Con Miguel “Peche” Gómez compuso una de las fórmulas de ataque más temidas por las defensas del amateurismo local, los dos juntos para salir triunfales más veces que perdidosos en los tres equipos antes nombrados.
Fue más feliz pisando el sagrado pastito de la cancha de 58 y 145, el campo de deporte “Juan Carlos Santoro” del guerrero San Martín, el barrio de crianza, ya que Felipe “nació” a dos cuadras, en 58 entre 147 y 148. A los 33 años aportó para el campeón de la A, y a los 41 para el subcampeón de la B que devolvió al Celeste a la divisional máxima, donde se retiró en 1992, a los 42. Es el máximo goleador de San Martín.
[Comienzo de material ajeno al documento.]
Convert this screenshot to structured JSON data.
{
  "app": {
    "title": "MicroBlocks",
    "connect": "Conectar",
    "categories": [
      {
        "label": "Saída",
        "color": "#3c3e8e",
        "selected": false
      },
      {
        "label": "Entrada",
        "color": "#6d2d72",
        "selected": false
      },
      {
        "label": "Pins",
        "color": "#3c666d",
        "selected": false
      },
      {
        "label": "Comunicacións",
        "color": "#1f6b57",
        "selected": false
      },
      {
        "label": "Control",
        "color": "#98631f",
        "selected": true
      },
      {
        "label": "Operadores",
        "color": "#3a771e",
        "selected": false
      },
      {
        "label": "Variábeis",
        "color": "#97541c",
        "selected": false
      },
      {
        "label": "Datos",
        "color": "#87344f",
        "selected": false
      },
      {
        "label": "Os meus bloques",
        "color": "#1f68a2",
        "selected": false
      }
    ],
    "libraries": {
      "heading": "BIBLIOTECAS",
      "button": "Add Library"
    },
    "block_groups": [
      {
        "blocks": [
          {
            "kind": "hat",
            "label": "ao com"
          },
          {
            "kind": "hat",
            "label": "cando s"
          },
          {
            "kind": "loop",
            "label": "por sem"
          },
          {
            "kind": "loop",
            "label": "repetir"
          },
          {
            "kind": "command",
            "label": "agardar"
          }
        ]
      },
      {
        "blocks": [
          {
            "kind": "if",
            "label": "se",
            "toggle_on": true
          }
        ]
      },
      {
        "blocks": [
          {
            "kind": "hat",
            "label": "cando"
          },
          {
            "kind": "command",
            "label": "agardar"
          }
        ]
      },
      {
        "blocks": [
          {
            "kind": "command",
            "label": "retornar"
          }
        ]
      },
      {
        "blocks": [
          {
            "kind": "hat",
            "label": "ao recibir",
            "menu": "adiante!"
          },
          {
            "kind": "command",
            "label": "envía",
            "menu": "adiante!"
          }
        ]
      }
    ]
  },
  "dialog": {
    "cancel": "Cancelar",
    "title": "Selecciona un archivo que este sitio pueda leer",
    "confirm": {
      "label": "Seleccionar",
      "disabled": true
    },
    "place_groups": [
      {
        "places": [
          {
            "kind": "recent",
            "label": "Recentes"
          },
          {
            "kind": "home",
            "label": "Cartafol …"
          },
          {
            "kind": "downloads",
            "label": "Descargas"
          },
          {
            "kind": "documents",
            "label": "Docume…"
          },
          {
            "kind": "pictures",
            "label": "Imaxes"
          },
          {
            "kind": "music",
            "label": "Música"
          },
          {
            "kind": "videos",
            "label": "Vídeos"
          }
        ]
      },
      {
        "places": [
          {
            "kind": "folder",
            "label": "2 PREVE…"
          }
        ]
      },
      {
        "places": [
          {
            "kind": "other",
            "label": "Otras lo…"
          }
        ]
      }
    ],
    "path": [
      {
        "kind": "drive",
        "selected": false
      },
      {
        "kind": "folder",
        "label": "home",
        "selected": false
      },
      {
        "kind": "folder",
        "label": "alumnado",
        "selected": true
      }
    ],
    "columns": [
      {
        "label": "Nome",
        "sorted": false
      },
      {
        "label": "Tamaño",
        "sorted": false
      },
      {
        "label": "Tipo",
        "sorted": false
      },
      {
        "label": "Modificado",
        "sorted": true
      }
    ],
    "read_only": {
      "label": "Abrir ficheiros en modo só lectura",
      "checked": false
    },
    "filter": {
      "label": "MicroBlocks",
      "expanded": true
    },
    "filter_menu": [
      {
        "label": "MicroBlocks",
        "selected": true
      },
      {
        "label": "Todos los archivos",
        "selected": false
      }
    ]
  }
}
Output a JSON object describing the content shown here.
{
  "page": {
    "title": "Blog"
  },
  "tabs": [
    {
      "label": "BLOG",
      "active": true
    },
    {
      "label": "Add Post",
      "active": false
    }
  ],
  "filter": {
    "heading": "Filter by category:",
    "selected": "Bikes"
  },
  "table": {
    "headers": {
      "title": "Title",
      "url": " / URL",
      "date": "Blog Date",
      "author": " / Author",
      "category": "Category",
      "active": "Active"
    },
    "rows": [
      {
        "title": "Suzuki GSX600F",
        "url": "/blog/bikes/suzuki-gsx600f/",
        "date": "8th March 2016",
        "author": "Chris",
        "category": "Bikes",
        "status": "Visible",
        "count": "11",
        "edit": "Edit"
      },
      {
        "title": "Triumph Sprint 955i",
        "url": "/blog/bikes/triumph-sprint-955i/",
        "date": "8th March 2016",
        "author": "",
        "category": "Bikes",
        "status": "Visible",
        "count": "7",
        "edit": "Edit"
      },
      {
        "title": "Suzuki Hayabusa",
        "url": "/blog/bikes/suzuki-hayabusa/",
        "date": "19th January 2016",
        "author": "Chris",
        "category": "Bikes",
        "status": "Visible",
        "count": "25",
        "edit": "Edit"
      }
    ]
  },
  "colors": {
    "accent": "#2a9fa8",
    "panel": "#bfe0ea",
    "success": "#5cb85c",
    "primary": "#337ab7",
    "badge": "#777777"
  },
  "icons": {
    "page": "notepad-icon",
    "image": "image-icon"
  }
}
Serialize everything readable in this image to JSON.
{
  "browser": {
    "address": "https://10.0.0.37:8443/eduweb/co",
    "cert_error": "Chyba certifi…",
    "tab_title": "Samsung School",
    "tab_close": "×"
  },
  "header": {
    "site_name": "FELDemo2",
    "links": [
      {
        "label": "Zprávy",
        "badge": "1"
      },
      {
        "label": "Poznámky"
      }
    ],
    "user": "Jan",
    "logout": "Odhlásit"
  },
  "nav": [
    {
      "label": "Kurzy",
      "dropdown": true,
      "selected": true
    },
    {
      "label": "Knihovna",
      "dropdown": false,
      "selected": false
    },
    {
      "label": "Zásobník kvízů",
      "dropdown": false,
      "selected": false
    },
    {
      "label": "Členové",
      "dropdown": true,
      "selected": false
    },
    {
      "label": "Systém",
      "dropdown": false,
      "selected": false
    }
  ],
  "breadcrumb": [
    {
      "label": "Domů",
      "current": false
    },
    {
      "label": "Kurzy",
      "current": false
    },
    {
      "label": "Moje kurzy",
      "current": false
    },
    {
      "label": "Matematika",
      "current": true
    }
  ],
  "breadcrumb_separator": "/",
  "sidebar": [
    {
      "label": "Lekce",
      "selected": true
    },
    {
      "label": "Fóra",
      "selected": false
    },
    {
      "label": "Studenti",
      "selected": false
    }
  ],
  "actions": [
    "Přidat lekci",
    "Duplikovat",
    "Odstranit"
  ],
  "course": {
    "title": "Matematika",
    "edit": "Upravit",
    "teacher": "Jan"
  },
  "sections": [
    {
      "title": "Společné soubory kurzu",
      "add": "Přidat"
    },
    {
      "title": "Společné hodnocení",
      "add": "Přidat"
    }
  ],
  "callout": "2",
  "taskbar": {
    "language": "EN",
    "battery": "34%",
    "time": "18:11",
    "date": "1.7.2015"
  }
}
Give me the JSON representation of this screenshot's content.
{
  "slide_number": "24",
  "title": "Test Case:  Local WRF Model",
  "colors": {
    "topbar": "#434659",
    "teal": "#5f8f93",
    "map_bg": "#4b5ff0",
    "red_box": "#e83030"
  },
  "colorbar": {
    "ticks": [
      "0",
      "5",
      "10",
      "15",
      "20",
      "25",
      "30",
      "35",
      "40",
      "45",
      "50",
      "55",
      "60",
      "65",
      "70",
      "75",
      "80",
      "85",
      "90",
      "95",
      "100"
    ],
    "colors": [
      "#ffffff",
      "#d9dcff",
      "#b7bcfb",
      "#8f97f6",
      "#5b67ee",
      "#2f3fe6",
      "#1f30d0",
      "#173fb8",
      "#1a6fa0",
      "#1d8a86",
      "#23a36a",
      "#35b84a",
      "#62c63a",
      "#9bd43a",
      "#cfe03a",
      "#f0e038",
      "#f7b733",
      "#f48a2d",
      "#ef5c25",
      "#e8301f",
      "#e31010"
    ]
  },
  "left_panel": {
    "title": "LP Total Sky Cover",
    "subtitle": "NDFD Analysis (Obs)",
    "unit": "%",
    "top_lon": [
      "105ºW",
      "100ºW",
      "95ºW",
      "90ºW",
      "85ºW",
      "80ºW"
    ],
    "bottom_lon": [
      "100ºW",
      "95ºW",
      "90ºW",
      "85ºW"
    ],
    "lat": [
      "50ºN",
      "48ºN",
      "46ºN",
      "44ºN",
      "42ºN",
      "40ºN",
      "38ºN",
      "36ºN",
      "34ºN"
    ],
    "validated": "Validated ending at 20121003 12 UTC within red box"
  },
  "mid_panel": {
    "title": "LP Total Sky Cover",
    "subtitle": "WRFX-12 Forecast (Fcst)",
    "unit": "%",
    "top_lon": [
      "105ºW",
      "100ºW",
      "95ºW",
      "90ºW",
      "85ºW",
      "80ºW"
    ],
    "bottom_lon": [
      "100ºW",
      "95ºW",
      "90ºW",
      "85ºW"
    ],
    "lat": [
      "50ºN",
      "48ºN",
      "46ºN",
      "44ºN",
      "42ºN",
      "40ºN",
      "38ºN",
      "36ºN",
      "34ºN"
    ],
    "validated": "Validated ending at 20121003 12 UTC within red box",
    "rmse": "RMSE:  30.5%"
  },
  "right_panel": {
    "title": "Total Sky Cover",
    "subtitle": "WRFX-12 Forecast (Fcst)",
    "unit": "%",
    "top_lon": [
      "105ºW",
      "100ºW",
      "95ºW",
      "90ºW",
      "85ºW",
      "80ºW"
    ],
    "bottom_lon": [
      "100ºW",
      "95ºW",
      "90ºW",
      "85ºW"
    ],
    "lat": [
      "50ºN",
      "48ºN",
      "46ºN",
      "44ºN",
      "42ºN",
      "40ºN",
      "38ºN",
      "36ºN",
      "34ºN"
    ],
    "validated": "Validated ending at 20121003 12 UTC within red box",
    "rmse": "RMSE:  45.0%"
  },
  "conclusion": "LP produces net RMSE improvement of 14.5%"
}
A los 42, despedida especial en la sede de San Martín

Fue histórico el aporte que ex campeones de San Martín le brindaron a Everton cuando el “Decano” encaró su vuelta a las competencias tras siete años de desafiliación. Salieron campeones de ese torneo de Ascenso de 1988 con “Pechito” anotando 10 goles en sus 11 partidos, con una camiseta evertoniana que también llevó con orgullo. Curiosamente, Everton fue local en San Martín.
Con su sangre italiana, heredada del padre italiano (Salvador, que había venido de Sicilia), y tal vez la razón por la cual el “figlio” no llegó más lejos con la pelota…. “Pesó más la decisión del jefe de familia, que le decía: ‘Felipe, ¡tenemos que laburar’!”. En esa década del ’60 en que podía proyectarse, cuando el tren no pasa dos veces en el deporte más popular de los argentinos. Claro que en esa etapa ser futbolista era visto como un divertimento y no aseguraba el porvenir.



Fue tal la magnitud de su persona que más de una vez le ofrecieron ser DT, pero no aceptó. Quedó como el Gran Capitán, el tano infaltable a la hora de meter y exigir personalidad ganadora. Y se dio el gusto de jugar al lado de un sobrino, Marcelo Romano, en la primera división sanmartiniana. Lo vieron siempre los sábados de Liga y los domingos de fútbol profesional con su Pincharrata en el viejo estadio, siendo habitué de la platea techada de 115.

Aquí, su recuerdo está latente, especialmente en un día como el de hoy, un 9 de julio en que nació el “9” de alma, uno de los próceres del fútbol liguista, un grande por los valores que, como sabemos, exceden largamente al historial de resultados.